Our local “Good Neighbors” Farmers’ Market includes a variety of vendors – from vegetables to beef jerky to candles to artisan cheeses. A few food trucks are present offering a spot for lunch as you shop for your farm goods – and enjoy a petting zoo. All in our own back yard. Today’s vendor selection seemed a bit light – which increased our challenge. Thankfully, we found a good selection of fresh vegetables – including organic. Our friendly vege vendor was ready and willing to assist. I think most people know if they want a particular item or not. We, however, were a bit different. We had to scan the offerings, and then scan our brains to determine what to do with the veges available to us.
We visited multiple vendors – taking ‘inventory’ of our options. Almost immediately the ideas started to flow. What we thought were slim pickin’s ended up to be a bounty.
During our exploration, we engaged in conversations about the origin of the produce to gauge the quality of the product – was it organic, how far did it have to travel, was it in season locally? While I am not an expert on what’s in season, I love to learn.
Today, my fellow foodie fanatic had a pretty good idea of what she was going to make. I had some ideas, but we let the market guide us. We searched and searched and were open to making slight changes to the recipe ideas if we had to – based on what was available.
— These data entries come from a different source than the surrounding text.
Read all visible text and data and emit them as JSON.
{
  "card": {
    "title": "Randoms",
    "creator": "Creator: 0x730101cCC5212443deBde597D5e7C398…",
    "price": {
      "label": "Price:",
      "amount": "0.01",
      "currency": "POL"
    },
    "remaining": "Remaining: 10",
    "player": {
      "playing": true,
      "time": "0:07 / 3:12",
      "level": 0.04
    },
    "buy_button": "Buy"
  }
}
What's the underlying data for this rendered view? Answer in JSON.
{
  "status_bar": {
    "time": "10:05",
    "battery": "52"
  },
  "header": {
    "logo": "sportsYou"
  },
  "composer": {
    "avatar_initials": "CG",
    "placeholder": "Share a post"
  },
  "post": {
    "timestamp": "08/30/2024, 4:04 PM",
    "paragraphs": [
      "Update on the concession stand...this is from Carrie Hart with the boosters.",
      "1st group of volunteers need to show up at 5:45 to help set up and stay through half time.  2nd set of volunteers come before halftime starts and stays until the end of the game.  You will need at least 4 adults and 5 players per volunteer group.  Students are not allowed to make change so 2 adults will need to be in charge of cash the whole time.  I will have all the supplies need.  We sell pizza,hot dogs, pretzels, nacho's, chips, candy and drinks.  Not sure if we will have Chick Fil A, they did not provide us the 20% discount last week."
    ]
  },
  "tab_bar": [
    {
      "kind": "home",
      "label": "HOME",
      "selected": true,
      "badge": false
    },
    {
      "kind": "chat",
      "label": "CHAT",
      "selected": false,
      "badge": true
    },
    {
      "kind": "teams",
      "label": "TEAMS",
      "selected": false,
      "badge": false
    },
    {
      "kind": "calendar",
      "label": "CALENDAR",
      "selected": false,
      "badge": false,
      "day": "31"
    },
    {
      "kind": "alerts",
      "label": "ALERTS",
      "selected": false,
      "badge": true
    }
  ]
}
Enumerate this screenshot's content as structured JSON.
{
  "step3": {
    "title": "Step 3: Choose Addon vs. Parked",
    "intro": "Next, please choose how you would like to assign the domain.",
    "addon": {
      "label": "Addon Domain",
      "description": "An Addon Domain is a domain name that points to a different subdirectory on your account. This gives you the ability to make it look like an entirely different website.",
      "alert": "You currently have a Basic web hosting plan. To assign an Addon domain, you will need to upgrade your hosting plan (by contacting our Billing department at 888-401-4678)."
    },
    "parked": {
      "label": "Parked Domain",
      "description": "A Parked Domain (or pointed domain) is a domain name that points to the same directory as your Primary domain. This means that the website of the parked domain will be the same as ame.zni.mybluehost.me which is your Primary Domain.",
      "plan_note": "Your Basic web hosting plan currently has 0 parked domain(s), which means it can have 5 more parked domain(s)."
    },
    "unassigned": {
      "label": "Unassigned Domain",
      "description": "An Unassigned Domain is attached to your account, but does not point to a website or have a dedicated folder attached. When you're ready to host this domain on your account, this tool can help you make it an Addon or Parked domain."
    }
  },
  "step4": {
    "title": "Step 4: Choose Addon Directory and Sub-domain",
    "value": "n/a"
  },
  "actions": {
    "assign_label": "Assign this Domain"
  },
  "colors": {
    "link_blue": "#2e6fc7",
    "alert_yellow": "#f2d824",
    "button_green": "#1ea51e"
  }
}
Local farmers markets often times include local companies selling their goods. In this case, a local bread company is conveniently bringing great breads to the market. It’s the ‘community market’ I wrote of previously (The New Farmers’ Market – Not Just a Place For Produce). I still love seeing the local entrepreneurs bringing their product to market – it just happens to start at a local community market.
It was a fun evening of talking about our finds and enjoying the fresh food. We complimented the finds with a seafood dish and a few pantry staples. Highlighted recipes coming soon – eggplant & feta appetizer, bacon jam and a citrus/radish ‘sashimi’ plate.
A few thoughts from the farm:
Be flexible – How incredibly lucky are we to live in a place where almost everything is at our finger tips. I love it. However, what I am trying to do is be a bit more flexible and let seasonality and local access guide my decisions. Why? 1) Variety – I try more things. 2) A peace of mind that I’m eating food that hasn’t traveled a lot to get to my table – my broccoli doesn’t need to have a massive carbon footprint by traveling thousands of miles, fewer miles reduces the chance of contamination. 3) I support an under-supported local economy.
When shopping at a farmers market, ask if it’s local. If not, focus on what is local and be creative. Force yourself to explore local, in season items a bit more. You’ll have a greater appreciation for the food we eat.
Compare prices – literally compare apples to apples and don’t get caught up in paying extra because you’re at the trendy farmers market. I’ve seen it and won’t play it. I will support our entrepreneurs but will not get caught up in paying double (for the same product) just because I’m at a farmers market.
An outlet for local entrepreneurs – I really enjoy conversations with the vendors at the market. A lot of the time it’s the same inspirational story about following their passions and taking their product to market. And, the farmers market is the first stop.
Now, try your own farm to table exercise. Enjoy!